CEO Mitsuyuki Tominaga aims to increase sales 50 percent by 2030 to 1 trillion yen ($6.4bn). The company aims to lead the running shoe market in Japan, the US and Europe by the end of the year.
In an interview with The Nikkei, Asics CEO Mitsuyuki Tominaga says the Japanese sneaker maker is considering acquisitions to expand its “running ecosystem.” Tominaga was asked why the company has already upgraded its earnings forecast for the fiscal year ended in December and about the targets in its medium-term plan.
“The success of our [high-priced] Sportstyle and the luxury Onitsuka Tiger brand was beyond our expectations.”
”Earnings were already positioned to take off when the baton was passed to me,” Tominaga says. ”We had predicted strong showings in running and sports shoes in fiscal 2024, but the success of our [high-priced] Sportstyle and the luxury Onitsuka Tiger brand was beyond our expectations. We’ve consciously tried to improve the understanding and productivity of all our employees, including those overseas. We’ve included foreign executives in management meetings and held two global summits with the heads of our international business units and others to discuss strategy. As a result, we’ve discovered issues such as how we think about salaries and benefits, and what we need to do has become clearer. We’ve identified winning patterns for 2025 and beyond.”

Asics CEO Tominaga has ambitious goals
When The Nikkei asks what he sees as ”winning patterns” Tominaga emphasizes Asics’ unique membership program.
”We expect an operating profit margin of 14.7 percent for 2024, which is higher than our competitors and new territory for us as well. Our own unique ways to win could include, for example, our OneAsics online membership program. With the Sydney Marathon, we started engaging with runners half a year in advance, and we took steps to boost their satisfaction, such as arranging massages after they crossed the finish line. In addition to horizontal development in regions where we already operate, we need to consider acquiring or partnering with companies in areas not covered by our marathon registration website operators.”

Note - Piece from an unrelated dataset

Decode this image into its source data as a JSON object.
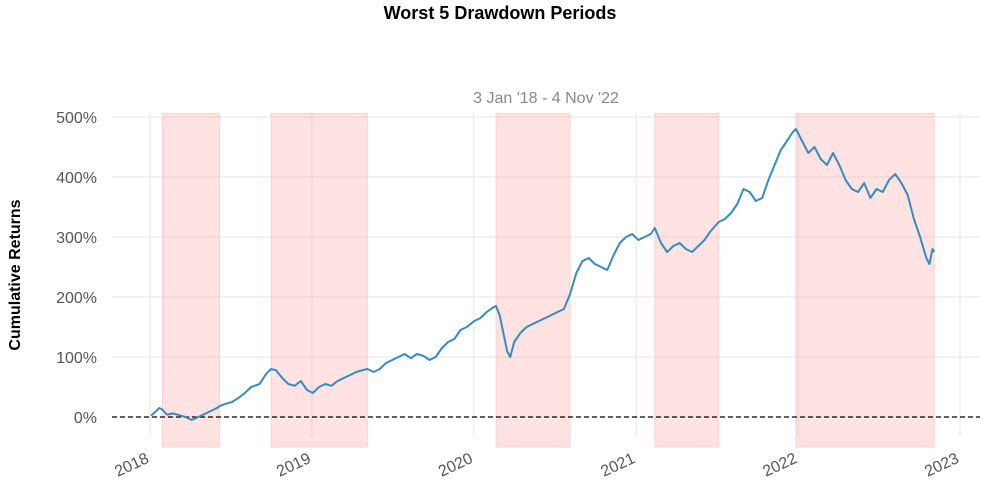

Asked why Asics hasn’t made any moves toward buying registration platforms since its 2022 acquisition of Njuko, Tominaga replies:
”We used to pursue deals actively, but we ran into trouble integrating data and challenges involving personal information. But we’ve started to see progress recently. We could invest billions of yen into expanding our running ecosystem in fiscal 2025.”
”We can become a company with more than 1 trillion yen in sales by 2030.”
Finally, The Nikkei wonders if Asics’ goal to become the market leader in running shoes in Japan, the US and Europe in 2025 is possible.
Tominanga: “Room for growth with Onitsuka Tiger”
”It’s entirely within our reach. Even in North America, where we were somewhat behind, our steady efforts to improve our products and carefully manage inventories have paid off through higher market share. We still have room for growth in areas besides running shoes. We won’t let the success of Sportstyle and Onitsuka Tiger end as temporary fads – we’ll take on the giant market. We can become a company with more than 1 trillion yen in sales by 2030. We also can’t let our operating profit margin drop. We set a target of at least 17 percent for fiscal 2026 when we upgraded our medium-term plan last fall. We aim to be among the highest in the industry in 2025 as well and will strengthen our position in running and tennis shoes to that end. It’ll be important for us to strategically specialize in certain regions and sports and stay in the number-one position.”